The Goods and Service Tax (GST) is unlikely to boost tax revenues of states as the average state GST growth during financial years FY18 to FY21 has been lower than the growth seen during FY14-FY17 when the taxes subsumed under the GST, according to India Ratings & Research (Ind-Ra).

"The share of state GST (SGST) in their own tax revenue (SOTR) at 55.4% during FY18-FY21 compared to 55.2% during FY14-FY17 indicates that the growth in both SGST and non-SGST components of SOTR has been broadly similar. This means the GST implementation did not result in any incremental benefit to the SOTR. Moreover, SGST growth at an average 6.7% during FY18-FY21 has been lower than the 9.8% growth recorded by the taxes subsumed under GST during FY14-FY17," says Ind-Ra.

The data available so far does not instil confidence with respect to GST achieving or is on course to achieve its two key objectives, namely it boosts the tax revenue and is beneficial for the consuming states, the rating agency says.

"Until the GST implementation, producing/exporting states besides collecting VAT (sales tax) on the sales within the states used to collect central sales tax (CST) up to 2% on the inter-state sales. The states where CST was contributing more than 4.5% to their SOTR during FY12-FY17 were Assam, Chhattisgarh, Gujarat, Haryana, Himachal Pradesh, Jharkhand, Meghalaya, Odisha, Sikkim and Tamil Nadu - a mix of both producing and consuming states. After the GST implementation, the proportion of CST in SOTR declined to 0.95% in FY21 (RE) from 4.16% in FY17," the ratings agency adds.

Since the GST is a destination-based tax, goods and services are taxed at the place where they are consumed and not at the origin or where they are produced. Even the integrated GST (IGST) collected by the centre is shared with the state where the goods or services concerned are sold and not where they are produced. Hence, consuming states were expected to do better after the roll-out of the GST.

The picture, however, is mixed.
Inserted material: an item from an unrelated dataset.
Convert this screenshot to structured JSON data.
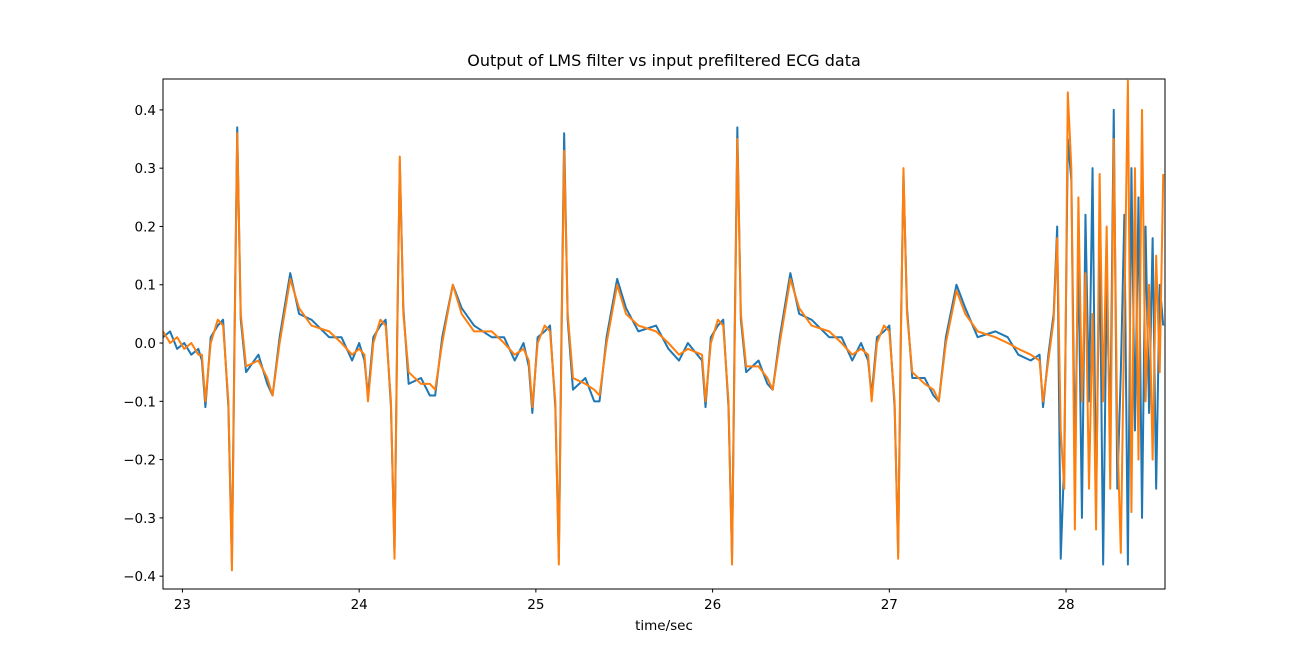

SGST of some of the consuming states such as Assam, Bihar, Rajasthan, Jharkhand increased during FY18-FY21 compared to FY14-FY17 that of Kerala, Madhya Pradesh, Odisha, Uttarakhand, West Bengal decreased. Similarly, while SGST of some of the producing states namely Gujarat, Haryana, Karnataka, Tamil Nadu declined during FY18-FY21 compared to FY14-FY17, that of Maharashtra, Telangana and Uttar Pradesh increased.

"Since GST implementation meant uniform indirect tax rates across states, SGST/GSDP is showing convergence across states relative to the pre-GST era. SGST/GSDP was in the range of 2.06%-5.33% during FY18-FY21 compared to 1.50%-5.29% during FY14-FY17," the report says.

The GST compensation has become such an important source of revenue for states that without it the GST revenue growth of most states will not reach 14%, it says, adding that it is for this reason that many states are not ready to accept its discontinuation by June 2022 and are demanding an extension.

States have been receiving GST compensation for a shortfall in their revenue since the beginning of the GST implementation.